# Variance and standard deviation

## 1. Computing the variance:
It is important to have some understanding of what commonly-used functions are doing under the hood. Though you may already know how to compute variances, this is a beginner course that does not assume so. In this exercise, we will explicitly compute the variance of the petal length of _Iris veriscolor_ using the equations discussed in the videos. We will then use `np.var()` to compute it.

### Instructions:
* Create an array called `differences` that is the difference between the petal lengths (`versicolor_petal_length`) and the mean petal length. The variable `versicolor_petal_length` is already in your namespace as a NumPy array so you can take advantage of NumPy's vectorized operations.
* Square each element in this array. For example, `x**2` squares each element in the array `x`. Store the result as `diff_sq`.
* Compute the mean of the elements in `diff_sq` using `np.mean()`. Store the result as `variance_explicit`.
* Compute the variance of `versicolor_petal_length` using `np.var()`. Store the result as `variance_np`.
* Print both `variance_explicit` and `variance_np` in one `print` call to make sure they are consistent.

In [1]:
# Import pandas
import pandas as pd
# Import plotting modules
import matplotlib.pyplot as plt
% matplotlib inline
import seaborn as sns
# Set default Seaborn style
sns.set()
# Import numpy
import numpy as np

In [2]:
# Load iris file
# file_path = '13_Statistical_Thinking_1/_datasets/'  # path for Intellij
file_path = '../_datasets/'                            # path for Jupyter
iris = pd.read_csv(file_path+'iris.csv')

# Filter all rows with versicolor in species column
versicolor = iris.loc[iris['species']=='versicolor']
# Select petal length column
versicolor_petal_length = versicolor.iloc[:,2]

In [3]:
# Array of differences to mean: differences
differences = versicolor_petal_length - np.mean(versicolor_petal_length)
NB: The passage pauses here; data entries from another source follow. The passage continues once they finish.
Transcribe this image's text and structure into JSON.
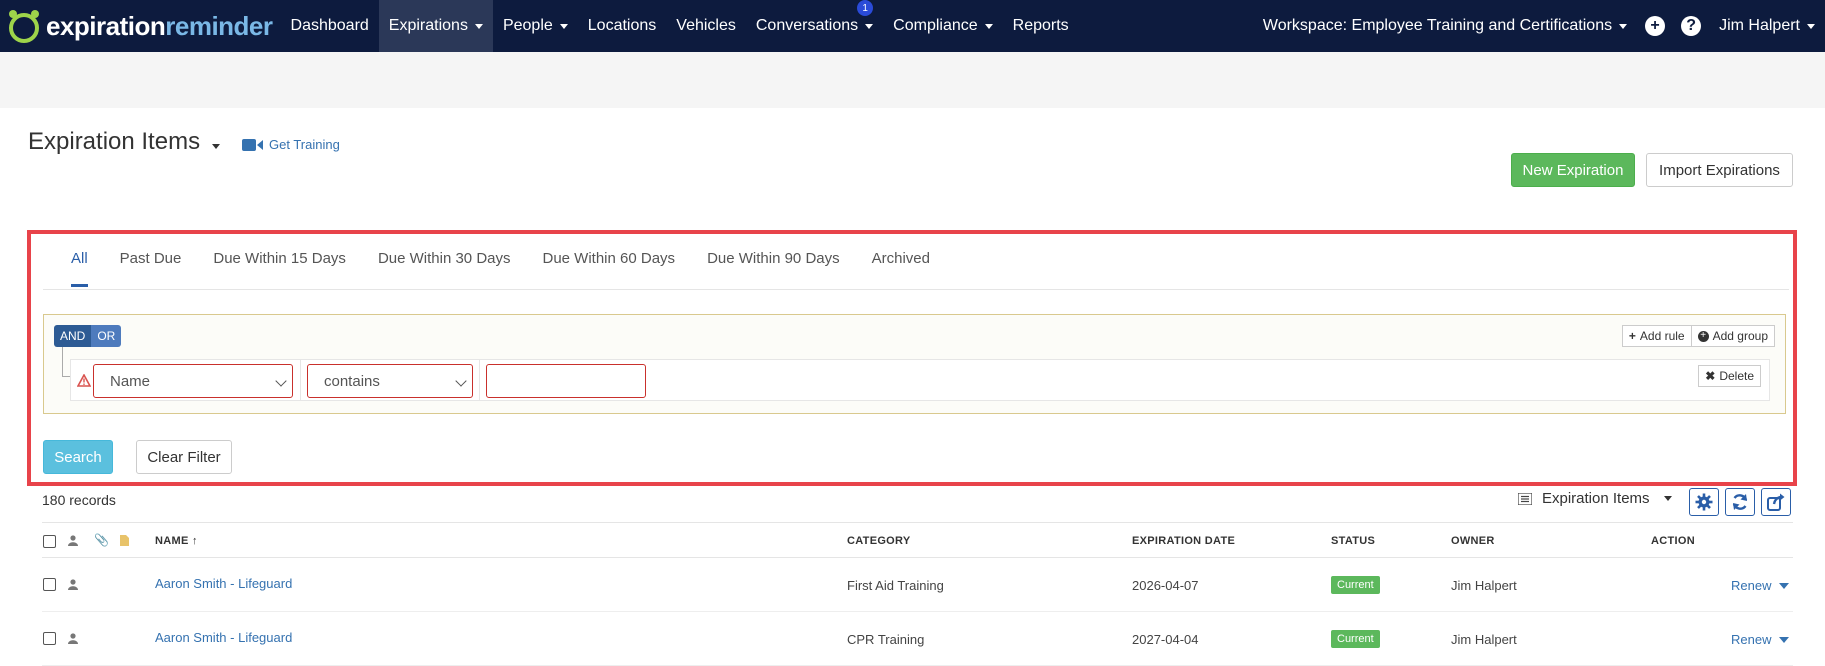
{
  "brand": {
    "part1": "expiration",
    "part2": "reminder"
  },
  "nav": {
    "items": [
      {
        "label": "Dashboard",
        "caret": false
      },
      {
        "label": "Expirations",
        "caret": true,
        "active": true
      },
      {
        "label": "People",
        "caret": true
      },
      {
        "label": "Locations",
        "caret": false
      },
      {
        "label": "Vehicles",
        "caret": false
      },
      {
        "label": "Conversations",
        "caret": true,
        "badge": "1"
      },
      {
        "label": "Compliance",
        "caret": true
      },
      {
        "label": "Reports",
        "caret": false
      }
    ],
    "workspace": "Workspace: Employee Training and Certifications",
    "user": "Jim Halpert",
    "add_icon": "plus-circle-icon",
    "help_icon": "question-circle-icon"
  },
  "header": {
    "title": "Expiration Items",
    "get_training": "Get Training",
    "new_expiration": "New Expiration",
    "import_expirations": "Import Expirations"
  },
  "tabs": [
    "All",
    "Past Due",
    "Due Within 15 Days",
    "Due Within 30 Days",
    "Due Within 60 Days",
    "Due Within 90 Days",
    "Archived"
  ],
  "query_builder": {
    "and_label": "AND",
    "or_label": "OR",
    "add_rule": "Add rule",
    "add_group": "Add group",
    "field": "Name",
    "operator": "contains",
    "value": "",
    "delete": "Delete"
  },
  "actions": {
    "search": "Search",
    "clear": "Clear Filter"
  },
  "table": {
    "records": "180 records",
    "view": "Expiration Items",
    "columns": {
      "name": "NAME",
      "category": "CATEGORY",
      "expiration": "EXPIRATION DATE",
      "status": "STATUS",
      "owner": "OWNER",
      "action": "ACTION"
    },
    "rows": [
      {
        "name": "Aaron Smith - Lifeguard",
        "category": "First Aid Training",
        "date": "2026-04-07",
        "status": "Current",
        "owner": "Jim Halpert",
        "action": "Renew"
      },
      {
        "name": "Aaron Smith - Lifeguard",
        "category": "CPR Training",
        "date": "2027-04-04",
        "status": "Current",
        "owner": "Jim Halpert",
        "action": "Renew"
      }
    ]
  },
  "colors": {
    "nav_bg": "#0d1b3e",
    "accent": "#2a5ea8",
    "success": "#5cb85c",
    "highlight": "#e8434a"
  }
}
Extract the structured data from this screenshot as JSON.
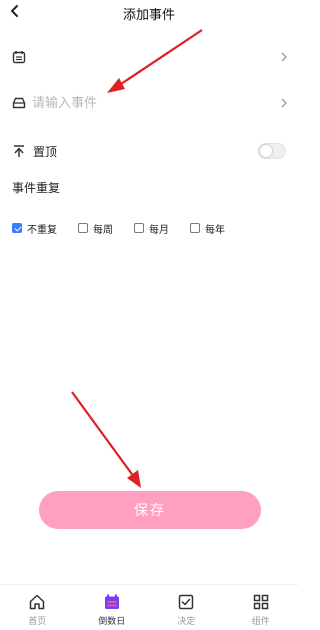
{
  "header": {
    "title": "添加事件"
  },
  "date_row": {},
  "event_row": {
    "placeholder": "请输入事件",
    "value": ""
  },
  "pin_row": {
    "label": "置顶",
    "enabled": false
  },
  "repeat": {
    "title": "事件重复",
    "options": [
      {
        "label": "不重复",
        "checked": true
      },
      {
        "label": "每周",
        "checked": false
      },
      {
        "label": "每月",
        "checked": false
      },
      {
        "label": "每年",
        "checked": false
      }
    ]
  },
  "save": {
    "label": "保存"
  },
  "tabbar": {
    "tabs": [
      {
        "label": "首页",
        "icon": "home-icon",
        "active": false
      },
      {
        "label": "倒数日",
        "icon": "calendar-icon",
        "active": true
      },
      {
        "label": "决定",
        "icon": "checkbox-icon",
        "active": false
      },
      {
        "label": "组件",
        "icon": "grid-icon",
        "active": false
      }
    ]
  },
  "colors": {
    "accent_pink": "#ff9fc2",
    "annotation_red": "#e02020",
    "checkbox_blue": "#3a7bff",
    "active_tab_purple": "#7b3ff2"
  }
}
# Square the differences: diff_sq
diff_sq = differences**2

# Compute the mean square difference: variance_explicit
variance_explicit = np.mean(diff_sq)

# Compute the variance using NumPy: variance_np
variance_np = np.var(versicolor_petal_length)

# Print the results
print(variance_explicit, variance_np)


0.21640000000000004 0.21640000000000004


## 2. The standard deviation and the variance:
As mentioned in the video, the standard deviation is the square root of the variance. You will see this for yourself by computing the standard deviation using `np.std()` and comparing it to what you get by computing the variance with `np.var()` and then computing the square root.

### Instructions:
* Compute the variance of the data in the `versicolor_petal_length` array using `np.var()` and store it in a variable called `variance`.
* Print the square root of this value.
* Print the standard deviation of the data in the `versicolor_petal_length` array using `np.std()`.

In [4]:
# Compute the variance: variance
variance = np.var(versicolor_petal_length)

# Print the square root of the variance
print(variance**(1/2))

# Print the standard deviation
print(np.std(versicolor_petal_length))

0.4651881339845203
0.4651881339845203